Program Kolaborasi dengan Dunia Usaha dan Industri
Ketua Dewan Pendidikan Cilegon Syaeful Bahri mengungkapkan, pihaknya sudah menjalankan sejumlah program sejak menerima surat keputusan kepengurusan pada 27 Agustus 2025. Salah satunya kerja sama dengan FKS Bungasari untuk pelatihan penguatan numerasi bagi lima madrasah dan tujuh SD.
Ke depan, dewan menyiapkan kolaborasi dengan dunia usaha dan industri. Pada September mendatang, rencananya akan digelar pelatihan influencer bersama Apindo dan Paragon.
Dewan Pendidikan juga akan menggandeng yayasan untuk melatih para aktivis agar piawai memanfaatkan teknologi kecerdasan buatan (AI) sebagai sarana pengembangan kapasitas dan kemandirian.
“Kita dengan yayasan mengetuk pintu, latih untuk aktivis dilatih menjadi piawai memanfaatkan AI untuk kemandirian aktivis,” kata Syaeful.

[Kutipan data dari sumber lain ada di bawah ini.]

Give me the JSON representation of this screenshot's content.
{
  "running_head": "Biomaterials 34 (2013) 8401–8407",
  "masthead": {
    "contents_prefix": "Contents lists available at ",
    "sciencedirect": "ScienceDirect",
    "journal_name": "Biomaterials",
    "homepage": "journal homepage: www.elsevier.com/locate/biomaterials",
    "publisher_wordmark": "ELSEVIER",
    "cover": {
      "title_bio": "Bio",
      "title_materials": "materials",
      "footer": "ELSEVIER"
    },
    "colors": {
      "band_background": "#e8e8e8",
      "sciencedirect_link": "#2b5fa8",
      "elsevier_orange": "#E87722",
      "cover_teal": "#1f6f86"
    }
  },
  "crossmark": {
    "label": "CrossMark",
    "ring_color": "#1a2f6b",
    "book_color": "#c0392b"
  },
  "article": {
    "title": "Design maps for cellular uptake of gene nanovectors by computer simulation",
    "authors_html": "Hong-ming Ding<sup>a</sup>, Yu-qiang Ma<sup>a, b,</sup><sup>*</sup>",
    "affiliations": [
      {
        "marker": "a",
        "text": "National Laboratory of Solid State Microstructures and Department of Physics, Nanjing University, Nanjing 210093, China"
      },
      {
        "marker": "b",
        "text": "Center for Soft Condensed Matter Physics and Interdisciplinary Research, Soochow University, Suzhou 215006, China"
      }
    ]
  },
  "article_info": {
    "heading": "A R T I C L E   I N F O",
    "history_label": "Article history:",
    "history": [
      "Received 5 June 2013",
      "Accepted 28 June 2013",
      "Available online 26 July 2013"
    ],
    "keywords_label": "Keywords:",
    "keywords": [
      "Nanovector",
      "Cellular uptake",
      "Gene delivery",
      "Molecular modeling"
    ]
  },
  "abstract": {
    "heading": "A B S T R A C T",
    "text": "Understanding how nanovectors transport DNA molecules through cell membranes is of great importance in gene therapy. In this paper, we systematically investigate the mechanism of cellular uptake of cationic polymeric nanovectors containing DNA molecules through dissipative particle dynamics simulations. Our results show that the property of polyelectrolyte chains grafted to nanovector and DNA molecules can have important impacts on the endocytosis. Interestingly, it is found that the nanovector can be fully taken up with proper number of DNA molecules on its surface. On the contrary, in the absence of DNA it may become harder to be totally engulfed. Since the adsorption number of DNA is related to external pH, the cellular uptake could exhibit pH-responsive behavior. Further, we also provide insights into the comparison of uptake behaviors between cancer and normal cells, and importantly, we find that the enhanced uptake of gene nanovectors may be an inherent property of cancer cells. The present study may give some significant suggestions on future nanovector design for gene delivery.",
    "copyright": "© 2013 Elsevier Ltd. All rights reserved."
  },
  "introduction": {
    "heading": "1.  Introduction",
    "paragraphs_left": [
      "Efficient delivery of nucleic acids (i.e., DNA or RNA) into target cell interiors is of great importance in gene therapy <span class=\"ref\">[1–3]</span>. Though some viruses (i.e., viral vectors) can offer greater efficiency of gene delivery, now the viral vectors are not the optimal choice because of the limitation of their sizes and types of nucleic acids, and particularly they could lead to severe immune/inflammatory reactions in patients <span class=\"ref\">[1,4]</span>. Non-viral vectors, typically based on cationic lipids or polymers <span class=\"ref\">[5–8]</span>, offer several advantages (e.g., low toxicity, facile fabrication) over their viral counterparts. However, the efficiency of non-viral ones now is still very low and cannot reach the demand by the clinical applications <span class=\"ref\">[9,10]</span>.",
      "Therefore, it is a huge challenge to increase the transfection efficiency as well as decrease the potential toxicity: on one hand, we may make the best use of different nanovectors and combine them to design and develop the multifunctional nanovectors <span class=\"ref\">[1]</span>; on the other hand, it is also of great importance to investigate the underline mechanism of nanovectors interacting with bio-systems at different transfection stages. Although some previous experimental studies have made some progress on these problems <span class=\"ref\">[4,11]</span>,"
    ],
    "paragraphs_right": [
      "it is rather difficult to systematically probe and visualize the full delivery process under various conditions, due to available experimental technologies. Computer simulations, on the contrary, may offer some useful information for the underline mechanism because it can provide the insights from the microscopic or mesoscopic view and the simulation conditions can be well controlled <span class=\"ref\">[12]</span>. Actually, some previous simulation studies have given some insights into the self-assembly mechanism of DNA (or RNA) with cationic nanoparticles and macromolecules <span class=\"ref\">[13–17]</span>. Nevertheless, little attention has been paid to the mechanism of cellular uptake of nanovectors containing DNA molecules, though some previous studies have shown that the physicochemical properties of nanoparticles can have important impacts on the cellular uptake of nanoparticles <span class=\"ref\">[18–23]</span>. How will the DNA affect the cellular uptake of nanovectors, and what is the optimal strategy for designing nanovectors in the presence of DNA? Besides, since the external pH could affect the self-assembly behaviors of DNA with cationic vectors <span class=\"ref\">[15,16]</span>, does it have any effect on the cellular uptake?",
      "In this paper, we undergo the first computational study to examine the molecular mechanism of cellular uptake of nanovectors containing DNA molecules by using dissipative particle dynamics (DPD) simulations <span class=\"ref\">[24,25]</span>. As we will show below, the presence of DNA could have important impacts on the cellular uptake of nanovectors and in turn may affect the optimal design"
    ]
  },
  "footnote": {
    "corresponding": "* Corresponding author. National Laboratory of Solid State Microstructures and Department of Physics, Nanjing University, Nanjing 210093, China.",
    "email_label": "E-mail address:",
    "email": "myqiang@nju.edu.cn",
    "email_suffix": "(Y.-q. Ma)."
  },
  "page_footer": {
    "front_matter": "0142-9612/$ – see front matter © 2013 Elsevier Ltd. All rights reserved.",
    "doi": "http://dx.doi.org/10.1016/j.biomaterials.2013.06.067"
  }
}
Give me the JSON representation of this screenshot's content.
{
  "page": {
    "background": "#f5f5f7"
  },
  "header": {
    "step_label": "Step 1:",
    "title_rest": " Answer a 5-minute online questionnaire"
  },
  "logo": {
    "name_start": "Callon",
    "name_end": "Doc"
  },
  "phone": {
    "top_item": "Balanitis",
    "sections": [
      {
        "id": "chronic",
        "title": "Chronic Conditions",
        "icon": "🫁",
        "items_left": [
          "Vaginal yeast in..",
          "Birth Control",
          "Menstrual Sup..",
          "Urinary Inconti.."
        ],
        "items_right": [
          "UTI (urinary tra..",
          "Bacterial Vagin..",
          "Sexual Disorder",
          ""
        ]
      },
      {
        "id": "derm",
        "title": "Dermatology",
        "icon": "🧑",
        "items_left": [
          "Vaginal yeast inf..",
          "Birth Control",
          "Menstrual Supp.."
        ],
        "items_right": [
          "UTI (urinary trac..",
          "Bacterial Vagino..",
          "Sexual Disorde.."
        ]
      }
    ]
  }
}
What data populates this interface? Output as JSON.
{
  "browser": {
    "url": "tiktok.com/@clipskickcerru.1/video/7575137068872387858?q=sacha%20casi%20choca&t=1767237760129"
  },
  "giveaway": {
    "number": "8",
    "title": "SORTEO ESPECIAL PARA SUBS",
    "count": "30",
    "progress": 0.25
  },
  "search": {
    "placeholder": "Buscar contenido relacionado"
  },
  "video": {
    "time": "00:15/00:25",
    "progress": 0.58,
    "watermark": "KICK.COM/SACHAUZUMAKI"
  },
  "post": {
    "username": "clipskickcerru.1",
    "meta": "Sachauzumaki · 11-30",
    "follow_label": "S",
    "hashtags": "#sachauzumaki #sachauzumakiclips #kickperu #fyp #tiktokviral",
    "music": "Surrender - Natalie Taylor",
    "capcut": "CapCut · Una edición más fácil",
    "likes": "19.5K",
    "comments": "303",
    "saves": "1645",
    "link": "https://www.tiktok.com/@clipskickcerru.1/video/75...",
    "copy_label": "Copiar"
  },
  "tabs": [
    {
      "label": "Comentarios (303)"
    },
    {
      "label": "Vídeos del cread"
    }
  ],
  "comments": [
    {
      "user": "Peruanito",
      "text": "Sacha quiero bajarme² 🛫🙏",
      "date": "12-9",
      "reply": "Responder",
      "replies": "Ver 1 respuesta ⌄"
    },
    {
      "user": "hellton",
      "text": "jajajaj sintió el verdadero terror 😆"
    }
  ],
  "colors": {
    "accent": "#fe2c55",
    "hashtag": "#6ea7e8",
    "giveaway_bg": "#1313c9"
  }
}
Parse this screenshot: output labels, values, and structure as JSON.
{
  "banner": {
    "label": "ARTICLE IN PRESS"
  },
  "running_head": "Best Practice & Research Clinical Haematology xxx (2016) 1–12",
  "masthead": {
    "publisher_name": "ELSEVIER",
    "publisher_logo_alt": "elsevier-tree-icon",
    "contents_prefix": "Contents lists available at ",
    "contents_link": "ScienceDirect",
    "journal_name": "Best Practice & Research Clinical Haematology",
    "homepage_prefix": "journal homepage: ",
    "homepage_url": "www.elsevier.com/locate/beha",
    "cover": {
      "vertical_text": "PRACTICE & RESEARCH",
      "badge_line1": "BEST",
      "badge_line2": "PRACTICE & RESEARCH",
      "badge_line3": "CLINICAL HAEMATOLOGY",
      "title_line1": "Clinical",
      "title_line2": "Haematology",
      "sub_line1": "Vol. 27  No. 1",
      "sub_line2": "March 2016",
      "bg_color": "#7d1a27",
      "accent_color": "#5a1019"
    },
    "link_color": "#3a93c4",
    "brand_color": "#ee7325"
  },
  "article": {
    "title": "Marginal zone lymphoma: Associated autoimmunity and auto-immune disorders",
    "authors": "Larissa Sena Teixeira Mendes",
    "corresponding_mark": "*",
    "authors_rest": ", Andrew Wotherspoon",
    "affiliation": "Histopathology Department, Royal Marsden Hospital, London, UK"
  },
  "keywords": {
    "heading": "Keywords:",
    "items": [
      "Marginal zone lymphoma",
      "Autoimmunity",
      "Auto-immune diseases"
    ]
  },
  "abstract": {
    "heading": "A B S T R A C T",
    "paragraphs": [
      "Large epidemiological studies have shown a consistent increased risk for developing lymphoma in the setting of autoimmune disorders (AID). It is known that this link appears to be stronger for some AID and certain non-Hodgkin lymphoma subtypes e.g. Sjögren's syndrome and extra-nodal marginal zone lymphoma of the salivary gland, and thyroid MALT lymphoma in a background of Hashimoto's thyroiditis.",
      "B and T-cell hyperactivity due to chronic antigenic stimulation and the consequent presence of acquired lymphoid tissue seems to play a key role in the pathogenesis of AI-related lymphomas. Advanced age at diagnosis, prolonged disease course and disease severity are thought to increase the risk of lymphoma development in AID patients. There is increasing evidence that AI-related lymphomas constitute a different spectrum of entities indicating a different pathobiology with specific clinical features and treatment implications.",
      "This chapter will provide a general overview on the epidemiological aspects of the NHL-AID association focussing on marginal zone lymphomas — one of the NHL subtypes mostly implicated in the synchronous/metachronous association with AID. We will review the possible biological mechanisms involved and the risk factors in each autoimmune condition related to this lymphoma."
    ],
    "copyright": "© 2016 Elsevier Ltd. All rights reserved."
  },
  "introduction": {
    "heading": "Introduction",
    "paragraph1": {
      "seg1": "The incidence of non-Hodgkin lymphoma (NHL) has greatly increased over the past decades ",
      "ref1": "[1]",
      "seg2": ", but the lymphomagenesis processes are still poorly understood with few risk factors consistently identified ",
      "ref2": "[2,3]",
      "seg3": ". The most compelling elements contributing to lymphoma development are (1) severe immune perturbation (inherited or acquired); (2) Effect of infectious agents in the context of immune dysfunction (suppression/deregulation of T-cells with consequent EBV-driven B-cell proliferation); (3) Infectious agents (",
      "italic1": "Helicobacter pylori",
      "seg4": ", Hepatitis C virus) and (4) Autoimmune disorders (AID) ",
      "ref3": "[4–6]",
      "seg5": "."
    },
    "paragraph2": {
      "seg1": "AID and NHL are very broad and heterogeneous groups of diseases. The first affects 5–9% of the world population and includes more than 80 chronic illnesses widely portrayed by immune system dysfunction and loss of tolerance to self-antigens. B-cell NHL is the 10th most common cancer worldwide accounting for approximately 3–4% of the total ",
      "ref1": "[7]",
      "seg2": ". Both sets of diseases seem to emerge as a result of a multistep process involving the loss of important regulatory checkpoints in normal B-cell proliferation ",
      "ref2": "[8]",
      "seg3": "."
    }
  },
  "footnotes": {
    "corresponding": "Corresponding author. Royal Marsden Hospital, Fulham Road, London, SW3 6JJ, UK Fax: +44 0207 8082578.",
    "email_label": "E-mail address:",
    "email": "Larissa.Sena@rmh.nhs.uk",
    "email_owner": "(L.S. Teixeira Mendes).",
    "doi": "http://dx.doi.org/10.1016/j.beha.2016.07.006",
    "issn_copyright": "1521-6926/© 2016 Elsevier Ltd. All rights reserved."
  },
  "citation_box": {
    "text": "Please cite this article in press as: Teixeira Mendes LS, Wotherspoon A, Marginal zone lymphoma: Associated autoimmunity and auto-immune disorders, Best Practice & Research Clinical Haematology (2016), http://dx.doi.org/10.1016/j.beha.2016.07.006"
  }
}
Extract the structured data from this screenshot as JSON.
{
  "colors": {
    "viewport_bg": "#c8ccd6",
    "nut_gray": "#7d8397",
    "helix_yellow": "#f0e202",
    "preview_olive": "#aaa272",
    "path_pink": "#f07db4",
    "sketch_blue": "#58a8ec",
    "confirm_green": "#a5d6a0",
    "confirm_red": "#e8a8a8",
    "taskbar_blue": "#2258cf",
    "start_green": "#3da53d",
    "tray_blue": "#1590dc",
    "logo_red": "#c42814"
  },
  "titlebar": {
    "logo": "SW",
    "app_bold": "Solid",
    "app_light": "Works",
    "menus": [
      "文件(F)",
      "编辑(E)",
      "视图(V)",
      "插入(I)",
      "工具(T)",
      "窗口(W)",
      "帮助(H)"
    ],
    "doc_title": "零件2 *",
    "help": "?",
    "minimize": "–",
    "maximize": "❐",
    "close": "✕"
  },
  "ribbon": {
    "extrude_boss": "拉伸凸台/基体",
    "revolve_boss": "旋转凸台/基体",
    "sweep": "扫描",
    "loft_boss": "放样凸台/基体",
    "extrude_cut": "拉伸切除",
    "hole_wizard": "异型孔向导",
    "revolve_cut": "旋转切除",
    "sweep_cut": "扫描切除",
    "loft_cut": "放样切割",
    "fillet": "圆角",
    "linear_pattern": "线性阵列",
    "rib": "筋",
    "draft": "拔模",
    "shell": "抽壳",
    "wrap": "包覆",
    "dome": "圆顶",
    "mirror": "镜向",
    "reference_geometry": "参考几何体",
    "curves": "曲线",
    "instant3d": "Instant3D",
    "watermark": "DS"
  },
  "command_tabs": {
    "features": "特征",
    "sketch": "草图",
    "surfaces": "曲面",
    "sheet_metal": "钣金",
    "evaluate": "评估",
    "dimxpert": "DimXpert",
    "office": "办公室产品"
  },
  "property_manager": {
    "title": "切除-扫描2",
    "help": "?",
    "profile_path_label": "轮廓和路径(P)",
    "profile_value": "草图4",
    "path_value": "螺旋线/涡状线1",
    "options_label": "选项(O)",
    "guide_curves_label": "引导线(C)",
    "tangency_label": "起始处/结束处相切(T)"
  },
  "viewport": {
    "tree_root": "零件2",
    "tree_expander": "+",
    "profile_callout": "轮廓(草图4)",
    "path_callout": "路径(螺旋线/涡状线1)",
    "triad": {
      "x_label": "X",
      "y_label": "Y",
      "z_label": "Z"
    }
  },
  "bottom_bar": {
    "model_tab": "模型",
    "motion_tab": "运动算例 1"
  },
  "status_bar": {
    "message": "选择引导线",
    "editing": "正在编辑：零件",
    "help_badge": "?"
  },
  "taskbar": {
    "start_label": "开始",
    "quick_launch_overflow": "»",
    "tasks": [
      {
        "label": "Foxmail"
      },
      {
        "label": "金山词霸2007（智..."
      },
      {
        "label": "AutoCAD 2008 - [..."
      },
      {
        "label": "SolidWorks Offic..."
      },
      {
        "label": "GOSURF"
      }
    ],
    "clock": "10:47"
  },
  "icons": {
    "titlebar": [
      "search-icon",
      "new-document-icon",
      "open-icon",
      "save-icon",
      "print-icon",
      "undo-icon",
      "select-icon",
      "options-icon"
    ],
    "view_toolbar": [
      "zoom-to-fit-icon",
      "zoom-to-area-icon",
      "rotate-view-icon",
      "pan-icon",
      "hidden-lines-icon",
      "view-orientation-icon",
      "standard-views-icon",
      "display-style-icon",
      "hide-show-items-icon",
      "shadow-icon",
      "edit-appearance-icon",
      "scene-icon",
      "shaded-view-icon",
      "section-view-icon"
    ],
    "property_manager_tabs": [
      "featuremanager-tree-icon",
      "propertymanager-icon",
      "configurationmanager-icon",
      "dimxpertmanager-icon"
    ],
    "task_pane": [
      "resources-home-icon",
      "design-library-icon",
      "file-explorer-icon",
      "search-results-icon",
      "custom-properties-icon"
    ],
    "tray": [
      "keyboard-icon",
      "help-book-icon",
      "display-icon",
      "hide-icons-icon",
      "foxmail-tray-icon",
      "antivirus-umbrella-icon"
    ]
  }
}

Dompet Pendidikan Digulirkan untuk Perkuat Kolaborasi
Peluncuran Dompet Pendidikan dalam deklarasi Kamis lalu menjadi instrumen baru untuk menggalang partisipasi publik. Gerakan dengan tagline Mendidik-Sedanten Terdidik ini diharapkan mampu menghadirkan peran aktif masyarakat dan swasta dalam pembiayaan program-program pendidikan di Cilegon.
Dengan adanya pemetaan masalah yang sistematis dan dukungan dari berbagai pihak, Pemkot Cilegon optimistis kualitas pendidikan di daerahnya akan meningkat signifikan dalam beberapa tahun ke depan.